For 39 years, The Utah Arts Festival has been bringing diversity and rich culture to the Salt Lake area, creating a revenue for local businesses, sponsors and attending artists.
From June 25-28, people gathered at Library Square for the all-day event, which hosted a variety of artist booths, stage performances and the Wasatch Iron Pen contest.
“I personally like walking around looking at the art and everything that the people have made, like jewelry and pottery,” said Julie Thompson, Utah Arts Festival staff member. Thompson also expressed enthusiasm for next year’s, “the big 40th celebration.”
Artists from around the country set up booths ranging from classical fine arts to performing arts and even culinary arts.
“I love the process [of creating art]. It’s a major stress relief to have that creative outlet,” said Sarah Zilbershteyn, owner of SJZ Custom Works and local artist from Cottonwood Heights.
Zilbershteyn specializes in stippling. Stippling is the use of dots to create shading and texture in illustrations. She has been creating stipple art for five years and has attended the festival twice.

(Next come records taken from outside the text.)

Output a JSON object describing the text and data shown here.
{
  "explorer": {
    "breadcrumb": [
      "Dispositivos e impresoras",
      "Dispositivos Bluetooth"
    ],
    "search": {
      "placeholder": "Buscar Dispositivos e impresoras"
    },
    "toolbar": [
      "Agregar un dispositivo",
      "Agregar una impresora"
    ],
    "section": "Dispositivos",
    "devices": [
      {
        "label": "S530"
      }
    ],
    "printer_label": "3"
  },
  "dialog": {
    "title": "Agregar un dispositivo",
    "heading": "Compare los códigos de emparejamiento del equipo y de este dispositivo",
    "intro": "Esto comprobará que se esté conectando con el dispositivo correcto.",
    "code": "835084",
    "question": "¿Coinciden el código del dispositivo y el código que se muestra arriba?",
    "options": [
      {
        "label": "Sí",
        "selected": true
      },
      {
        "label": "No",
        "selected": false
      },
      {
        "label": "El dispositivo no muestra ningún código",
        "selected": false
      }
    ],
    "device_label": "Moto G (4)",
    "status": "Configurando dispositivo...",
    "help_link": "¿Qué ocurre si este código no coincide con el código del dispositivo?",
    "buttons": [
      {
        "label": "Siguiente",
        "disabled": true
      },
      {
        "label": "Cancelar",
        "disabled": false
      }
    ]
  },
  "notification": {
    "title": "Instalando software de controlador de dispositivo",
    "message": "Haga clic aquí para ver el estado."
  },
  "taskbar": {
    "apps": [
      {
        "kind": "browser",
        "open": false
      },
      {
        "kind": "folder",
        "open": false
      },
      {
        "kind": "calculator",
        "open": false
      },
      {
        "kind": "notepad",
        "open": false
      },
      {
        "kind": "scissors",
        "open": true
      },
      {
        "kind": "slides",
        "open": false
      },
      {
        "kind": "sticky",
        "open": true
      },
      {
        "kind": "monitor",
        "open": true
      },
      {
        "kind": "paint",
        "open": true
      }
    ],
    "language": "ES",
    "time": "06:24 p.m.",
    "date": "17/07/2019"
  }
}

An average piece takes anywhere from 60-80 hours to create. Although, Zilbershteyn reported that she spent well over 100 hours on her rabbit and owl pieces.
Visual art was not the only art form at the festival.
For the past 9 years, the Salt Lake Community College Community Writing Center, SLCC CWC, in partnership with the festival, has hosted the Wasatch Iron Pen Contest
“My favorite part of working here is working with different writers with different needs because it’s a challenge as a teacher, coach and writer myself to see things from a different perspective” said Nic Contreras, SLCC CWC writing coach and volunteer coordinator.
The contest is a 24-hour writing marathon where writers can participate in three different categories: fiction, non-fiction and poetry. Writing enthusiasts can also take on the Ultra Iron Pen challenge and submit pieces in all three categories
Participates were given a prompt after registering online for the contest. Then authors had 24 hours to hand write their literary masterpieces. Winners were announced Sunday at noon at the Big Mouth Stage. Prizes included cash, gift cards to The King’s English Bookshop and goody baskets.
No need to worry if you missed the festival this year. Next year, the Utah Arts Festival will be back bigger and better than ever with their 40th annual festival celebration.